14 Desember 2008
‘Ke-takpeduli-an’ Hiswana Migas
KETUA Himpunan Pengusaha Swasta Nasional Minyak dan Gas (Hiswana Migas) M Nur Adib menuding pemerintah tidak memikirkan grassroot (detik.com, 30/11/08). Tudingan ini setidaknya menggambarkan secara nyata ‘keangkuhan’, ‘kesombongan’, atau ‘ke-takpeduli-an’ atau mungkin juga bisa dikatakan ‘keserakahan’ para pengusaha minyak ini. Karena, tepatkah pengusaha minyak ini masuk dalam kategori grassroot yaitu masyarakat kelas bawah?

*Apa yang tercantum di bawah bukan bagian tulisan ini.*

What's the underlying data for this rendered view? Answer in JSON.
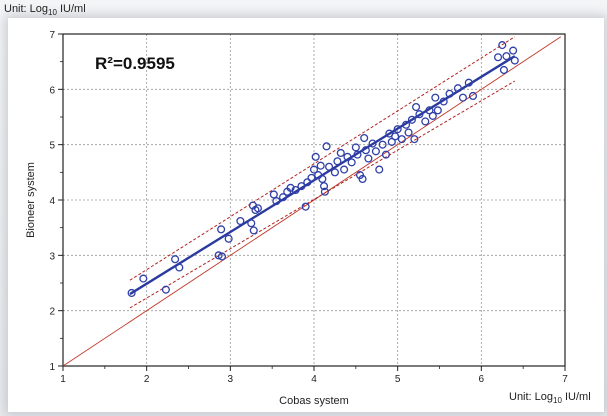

Kebijakan pemerintah menurunkan harga Bahan Bakar Minyak, khususnya jenis Premium Rp 500 per liter dari sebelumnya Rp 6.000 perliter, berlaku mulai hari ini, Senin, 1 Desember 2008 pukul 00.00 WIB. Mungkin karena kebijakan duet SBY-JK ini cukup luar biasa dan menjadi sejarah baru di republik ini, membuat kalangan Hiswana Migas kebakaran jenggot. Karena, sejak orde baru lalu Hiswana Migas memang hanya ketiban untung terus, karena belum pernah pemerintah saat itu berani menurunkan harga minyak. Tapi kalau kenaikannya, hampir tiap tahun.
Kebijakan pemerintahan SBY-JK ini memang pro rakyat, walau penurunan yang hanya Rp 500 per liter itu masih dianggap kecil. Hitung-hitungan para ekonom, masih ada peluang penurunan di bawah level itu. Tapi dengan penurunan kecil itu saja, kalangan Hiswana Migas justru sudah berani mengaku kelompoknya grassroot.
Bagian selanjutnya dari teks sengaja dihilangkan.